GESÙ NON CONDANNA PERCHÈ DIO NON CONDANNA MAI

Il racconto del perdono dell’adultera, Gv. 8, 1-11, è un racconto enigmatico: compare nei racconti evangelici attorno al IV secolo, non è noto ai Padri orientali fino al medioevo, durante il Concilio di Trento alcuni padri conciliari vorrebbero eliminarlo dai Vangeli.

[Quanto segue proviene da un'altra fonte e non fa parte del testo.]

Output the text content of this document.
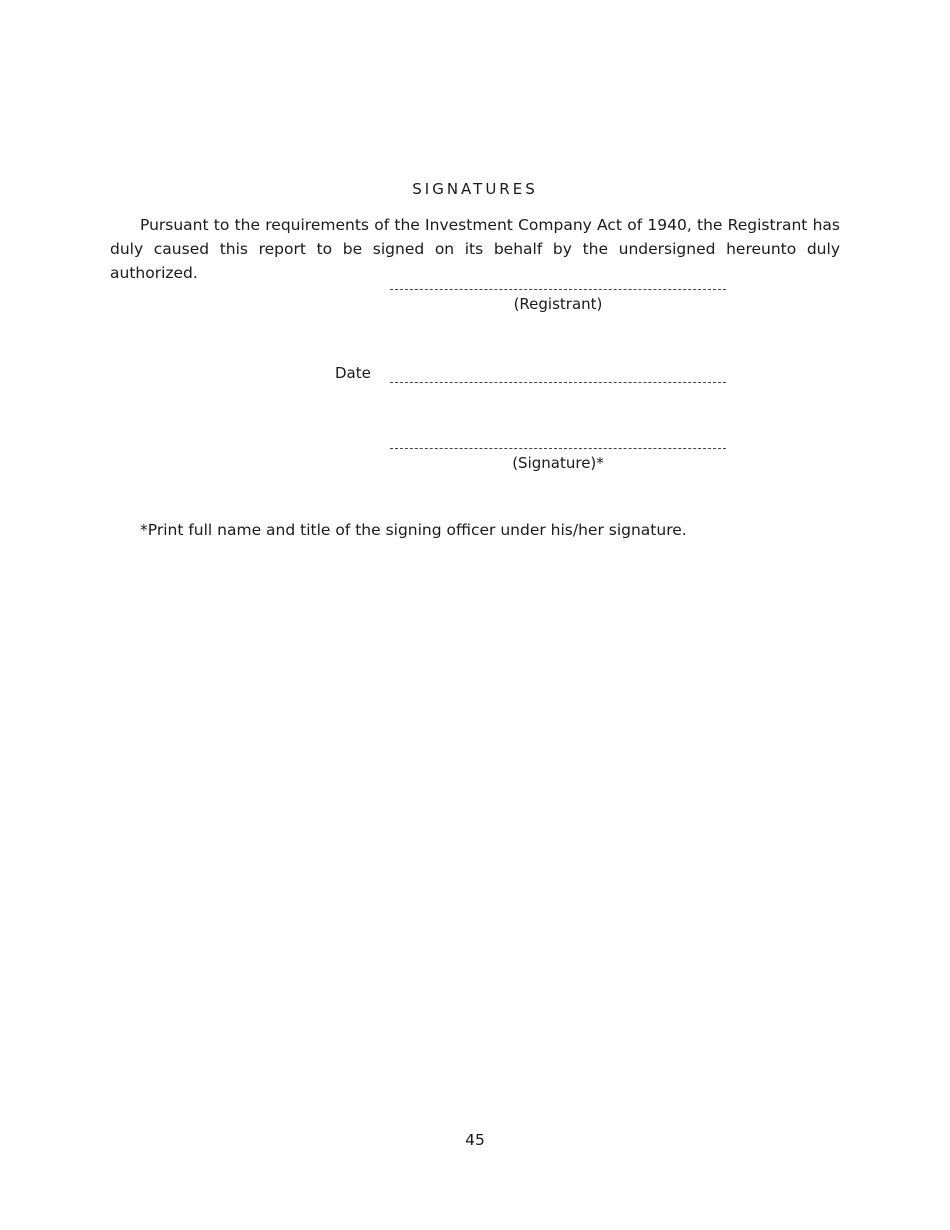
SIGNATURES
Pursuant to the requirements of the Investment Company Act of 1940, the Registrant has duly caused this report to be signed on its behalf by the undersigned hereunto duly authorized.
(Registrant)
Date
(Signature)*
*Print full name and title of the signing officer under his/her signature.
45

Da secoli ormai lo troviamo inserito nel capitolo 8 del Vangelo di Giovanni.

La Legge ebraica prevedeva la pena di morte per l’uomo e la donna adulteri: Lv. 20, 10; Dt. 22,22. Nel racconto di Giovanni è condotta al giudizio solo la donna. 

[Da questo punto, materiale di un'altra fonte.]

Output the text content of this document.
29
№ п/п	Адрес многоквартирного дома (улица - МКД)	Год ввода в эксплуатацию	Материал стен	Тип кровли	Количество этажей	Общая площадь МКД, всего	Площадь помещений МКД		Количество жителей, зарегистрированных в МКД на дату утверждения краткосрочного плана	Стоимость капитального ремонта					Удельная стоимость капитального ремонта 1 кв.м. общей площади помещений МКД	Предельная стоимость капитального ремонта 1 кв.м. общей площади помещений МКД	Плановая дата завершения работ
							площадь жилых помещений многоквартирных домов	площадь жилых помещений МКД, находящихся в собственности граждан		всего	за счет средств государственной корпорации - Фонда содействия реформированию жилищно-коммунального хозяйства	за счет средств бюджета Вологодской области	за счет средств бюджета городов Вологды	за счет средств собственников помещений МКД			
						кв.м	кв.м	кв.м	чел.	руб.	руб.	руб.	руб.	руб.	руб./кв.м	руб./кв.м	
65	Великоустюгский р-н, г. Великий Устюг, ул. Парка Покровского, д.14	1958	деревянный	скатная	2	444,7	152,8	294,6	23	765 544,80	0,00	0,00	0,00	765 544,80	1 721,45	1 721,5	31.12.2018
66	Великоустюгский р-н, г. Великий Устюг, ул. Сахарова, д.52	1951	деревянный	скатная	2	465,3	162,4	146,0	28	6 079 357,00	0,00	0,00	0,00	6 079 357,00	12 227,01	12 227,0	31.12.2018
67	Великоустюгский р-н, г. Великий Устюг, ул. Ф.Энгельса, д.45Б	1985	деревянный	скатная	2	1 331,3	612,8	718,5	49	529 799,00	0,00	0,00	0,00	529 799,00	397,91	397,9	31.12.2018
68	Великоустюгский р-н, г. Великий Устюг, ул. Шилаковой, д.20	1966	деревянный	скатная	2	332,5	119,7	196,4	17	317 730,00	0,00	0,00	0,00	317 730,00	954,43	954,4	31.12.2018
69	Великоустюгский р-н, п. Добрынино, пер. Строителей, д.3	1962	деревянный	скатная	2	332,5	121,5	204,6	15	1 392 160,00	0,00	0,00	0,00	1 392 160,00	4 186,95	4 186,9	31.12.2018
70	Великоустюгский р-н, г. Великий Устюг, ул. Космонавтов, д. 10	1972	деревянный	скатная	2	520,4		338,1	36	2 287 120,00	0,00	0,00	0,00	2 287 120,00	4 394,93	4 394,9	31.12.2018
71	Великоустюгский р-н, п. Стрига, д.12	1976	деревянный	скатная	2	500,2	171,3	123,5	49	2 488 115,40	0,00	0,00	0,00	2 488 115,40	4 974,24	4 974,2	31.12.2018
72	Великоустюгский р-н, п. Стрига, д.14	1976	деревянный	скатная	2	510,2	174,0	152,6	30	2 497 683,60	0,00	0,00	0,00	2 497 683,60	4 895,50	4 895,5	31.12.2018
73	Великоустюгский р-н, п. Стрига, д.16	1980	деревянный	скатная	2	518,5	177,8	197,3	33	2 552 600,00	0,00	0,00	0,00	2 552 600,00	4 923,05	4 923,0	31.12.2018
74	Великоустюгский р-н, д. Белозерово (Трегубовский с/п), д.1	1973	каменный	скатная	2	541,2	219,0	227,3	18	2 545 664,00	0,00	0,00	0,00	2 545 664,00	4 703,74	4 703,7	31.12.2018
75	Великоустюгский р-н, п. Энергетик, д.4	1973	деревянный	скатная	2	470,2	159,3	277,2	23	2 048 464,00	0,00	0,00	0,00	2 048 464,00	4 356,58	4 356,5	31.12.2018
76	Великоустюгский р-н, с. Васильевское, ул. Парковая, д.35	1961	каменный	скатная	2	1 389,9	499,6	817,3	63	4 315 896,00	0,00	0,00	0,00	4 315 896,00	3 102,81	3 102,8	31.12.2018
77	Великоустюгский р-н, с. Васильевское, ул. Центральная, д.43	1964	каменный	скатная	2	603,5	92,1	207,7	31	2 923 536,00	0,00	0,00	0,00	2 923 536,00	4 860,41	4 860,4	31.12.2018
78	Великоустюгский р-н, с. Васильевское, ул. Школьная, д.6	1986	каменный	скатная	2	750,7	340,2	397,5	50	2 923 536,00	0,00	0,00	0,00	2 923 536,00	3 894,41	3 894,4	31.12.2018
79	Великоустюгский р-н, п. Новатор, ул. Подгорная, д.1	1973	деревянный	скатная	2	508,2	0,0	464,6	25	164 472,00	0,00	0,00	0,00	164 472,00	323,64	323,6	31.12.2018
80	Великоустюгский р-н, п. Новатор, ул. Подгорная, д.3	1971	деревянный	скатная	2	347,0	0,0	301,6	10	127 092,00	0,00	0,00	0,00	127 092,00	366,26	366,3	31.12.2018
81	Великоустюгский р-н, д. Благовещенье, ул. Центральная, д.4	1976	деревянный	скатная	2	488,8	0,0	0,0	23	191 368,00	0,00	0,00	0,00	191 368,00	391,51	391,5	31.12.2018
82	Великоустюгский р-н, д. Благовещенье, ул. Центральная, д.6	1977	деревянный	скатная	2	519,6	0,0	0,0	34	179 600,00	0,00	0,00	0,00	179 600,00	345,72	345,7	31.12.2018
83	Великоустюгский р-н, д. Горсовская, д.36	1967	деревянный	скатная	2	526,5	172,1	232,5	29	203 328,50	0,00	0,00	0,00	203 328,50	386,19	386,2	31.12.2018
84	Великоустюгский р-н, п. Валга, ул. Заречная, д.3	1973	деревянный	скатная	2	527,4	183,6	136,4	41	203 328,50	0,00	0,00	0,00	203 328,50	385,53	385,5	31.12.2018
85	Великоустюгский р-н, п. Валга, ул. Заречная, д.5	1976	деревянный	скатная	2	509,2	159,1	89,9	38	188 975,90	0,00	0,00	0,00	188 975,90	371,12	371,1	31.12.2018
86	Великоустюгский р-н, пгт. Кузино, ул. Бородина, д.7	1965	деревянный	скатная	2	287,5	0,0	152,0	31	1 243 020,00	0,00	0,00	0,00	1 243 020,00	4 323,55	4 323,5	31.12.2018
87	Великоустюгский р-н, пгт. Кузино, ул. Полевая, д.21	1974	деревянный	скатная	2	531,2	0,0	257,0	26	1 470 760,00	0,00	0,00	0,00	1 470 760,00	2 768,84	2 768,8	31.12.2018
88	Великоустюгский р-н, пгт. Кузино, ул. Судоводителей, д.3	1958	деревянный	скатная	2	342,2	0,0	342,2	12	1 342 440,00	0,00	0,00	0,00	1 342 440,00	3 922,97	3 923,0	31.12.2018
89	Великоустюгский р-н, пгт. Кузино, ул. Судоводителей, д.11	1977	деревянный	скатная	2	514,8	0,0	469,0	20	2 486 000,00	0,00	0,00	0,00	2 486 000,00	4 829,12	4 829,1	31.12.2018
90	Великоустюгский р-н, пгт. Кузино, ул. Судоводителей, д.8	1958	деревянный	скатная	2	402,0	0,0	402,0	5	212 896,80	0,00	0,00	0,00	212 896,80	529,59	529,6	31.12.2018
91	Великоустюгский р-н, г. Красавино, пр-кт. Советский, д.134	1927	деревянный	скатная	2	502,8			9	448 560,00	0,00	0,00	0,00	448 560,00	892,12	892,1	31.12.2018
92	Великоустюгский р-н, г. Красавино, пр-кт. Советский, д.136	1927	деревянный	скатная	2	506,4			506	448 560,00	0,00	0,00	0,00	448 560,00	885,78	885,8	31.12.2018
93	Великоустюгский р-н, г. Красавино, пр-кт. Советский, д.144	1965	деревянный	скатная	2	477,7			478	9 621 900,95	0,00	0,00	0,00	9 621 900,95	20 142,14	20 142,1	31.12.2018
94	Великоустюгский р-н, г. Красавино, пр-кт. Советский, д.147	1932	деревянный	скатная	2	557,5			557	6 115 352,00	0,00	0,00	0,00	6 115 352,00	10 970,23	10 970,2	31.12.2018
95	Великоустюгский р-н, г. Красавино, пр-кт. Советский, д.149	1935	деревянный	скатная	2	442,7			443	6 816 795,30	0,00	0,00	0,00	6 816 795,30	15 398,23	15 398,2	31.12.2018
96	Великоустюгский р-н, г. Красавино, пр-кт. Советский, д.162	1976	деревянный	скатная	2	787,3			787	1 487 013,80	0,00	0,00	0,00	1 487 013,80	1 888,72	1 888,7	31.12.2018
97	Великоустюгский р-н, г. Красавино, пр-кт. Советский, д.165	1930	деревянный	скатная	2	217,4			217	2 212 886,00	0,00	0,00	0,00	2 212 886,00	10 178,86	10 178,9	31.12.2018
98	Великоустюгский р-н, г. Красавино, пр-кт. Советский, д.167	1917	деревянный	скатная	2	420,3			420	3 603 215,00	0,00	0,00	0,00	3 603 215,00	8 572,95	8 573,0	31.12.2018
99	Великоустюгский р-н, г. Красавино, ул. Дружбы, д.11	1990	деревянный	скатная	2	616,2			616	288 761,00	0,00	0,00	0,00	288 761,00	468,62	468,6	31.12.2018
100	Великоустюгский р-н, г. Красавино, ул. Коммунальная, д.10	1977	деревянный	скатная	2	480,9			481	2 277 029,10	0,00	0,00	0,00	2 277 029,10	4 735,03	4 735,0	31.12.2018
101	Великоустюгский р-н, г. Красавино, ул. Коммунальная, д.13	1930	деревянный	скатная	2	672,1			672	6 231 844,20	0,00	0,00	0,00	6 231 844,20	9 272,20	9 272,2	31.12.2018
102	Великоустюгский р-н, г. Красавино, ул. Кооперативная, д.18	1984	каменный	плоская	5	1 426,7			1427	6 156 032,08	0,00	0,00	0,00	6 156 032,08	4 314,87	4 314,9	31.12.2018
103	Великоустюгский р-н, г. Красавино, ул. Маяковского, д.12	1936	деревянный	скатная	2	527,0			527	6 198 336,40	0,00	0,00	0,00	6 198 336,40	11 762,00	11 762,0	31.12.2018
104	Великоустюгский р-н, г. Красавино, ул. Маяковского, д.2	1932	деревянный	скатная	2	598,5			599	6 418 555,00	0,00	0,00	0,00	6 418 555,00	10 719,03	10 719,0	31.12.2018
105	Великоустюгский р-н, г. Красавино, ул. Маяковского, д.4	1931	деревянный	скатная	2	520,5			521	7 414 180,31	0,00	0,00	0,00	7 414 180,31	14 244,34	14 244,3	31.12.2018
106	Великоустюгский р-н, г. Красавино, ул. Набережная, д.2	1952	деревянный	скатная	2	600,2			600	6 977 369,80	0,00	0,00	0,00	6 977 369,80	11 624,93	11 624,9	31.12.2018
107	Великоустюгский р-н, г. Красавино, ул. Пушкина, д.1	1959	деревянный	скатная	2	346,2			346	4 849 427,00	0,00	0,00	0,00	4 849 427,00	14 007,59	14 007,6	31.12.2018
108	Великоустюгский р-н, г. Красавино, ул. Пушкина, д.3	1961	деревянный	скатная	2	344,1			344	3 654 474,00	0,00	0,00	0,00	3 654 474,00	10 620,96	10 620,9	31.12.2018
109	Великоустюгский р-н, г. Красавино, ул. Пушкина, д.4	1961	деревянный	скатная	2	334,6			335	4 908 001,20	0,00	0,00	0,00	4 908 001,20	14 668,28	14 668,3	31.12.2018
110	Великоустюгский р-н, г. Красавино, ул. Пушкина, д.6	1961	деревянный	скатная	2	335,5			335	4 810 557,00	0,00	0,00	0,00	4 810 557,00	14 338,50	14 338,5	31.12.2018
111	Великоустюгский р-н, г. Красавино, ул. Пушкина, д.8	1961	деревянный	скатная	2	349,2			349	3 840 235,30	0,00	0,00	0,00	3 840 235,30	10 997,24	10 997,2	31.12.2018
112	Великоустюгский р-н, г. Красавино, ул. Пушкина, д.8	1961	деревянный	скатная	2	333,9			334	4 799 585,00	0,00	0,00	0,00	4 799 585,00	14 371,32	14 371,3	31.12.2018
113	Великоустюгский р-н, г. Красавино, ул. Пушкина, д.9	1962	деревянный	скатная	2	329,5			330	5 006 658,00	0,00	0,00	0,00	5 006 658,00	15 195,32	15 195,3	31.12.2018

Il quesito è posto al Rabbi Gesù per metterlo alla prova: per scribi e farisei, quando la legge è violata, l’unico modo per reintegrarla ed estirpare il male in Israele consiste nell’eliminare il peccatore.

Volendo eliminare la donna con la lapidazione, scribi e farisei decidono di farlo col minimo di responsabilità personale: una raffica simultanea di pietre per cui nessuno può sapere chi l’ha colpita.

Alla fine del cap. 8, 59, quando Gesù è incolpato di essere un indemoniato, il proposito è ancora quello di lapidarlo.

Ripercorriamo la scena. Gesù nel tempio sta insegnando. “Allora gli scribi e i farisei gli conducono una donna sorpresa in adulterio e, postala nel mezzo, gli dicono: «Rabbi, questa donna è stata sorpresa in flagrante adulterio. Ora Mosè, nella Legge, ci ha comandato di lapidare donne come questa. Tu che ne dici?». Questo dicevano per metterlo alla prova e per avere di che accusarlo. Ma Gesù, chinatosi, si mise a scrivere col dito per terra. E siccome insistevano nell’interrogarlo, alzò il capo e disse loro: «Chi di voi è senza peccato, scagli per primo la pietra contro di lei». E chinatosi di nuovo, scriveva per terra. Ma quelli, udito ciò, se ne andarono uno per uno, cominciando dai più anziani fino agli ultimi.

Rimase solo Gesù con la donna là in mezzo. Alzatosi allora Gesù le disse: «Donna, dove sono? Nessuno ti ha condannata?». Ed essa rispose: «Nessuno, Signore». E Gesù le disse: «Neanch’io ti condanno; và e d’ora in poi non peccare più»”.

Nessuno degli accusatori si ritiene senza peccato, quindi autorizzato a scagliare la pietra. La donna, rimasta sola davanti a Gesù, è invitata da Lui a tornare nella sua casa e non peccare più.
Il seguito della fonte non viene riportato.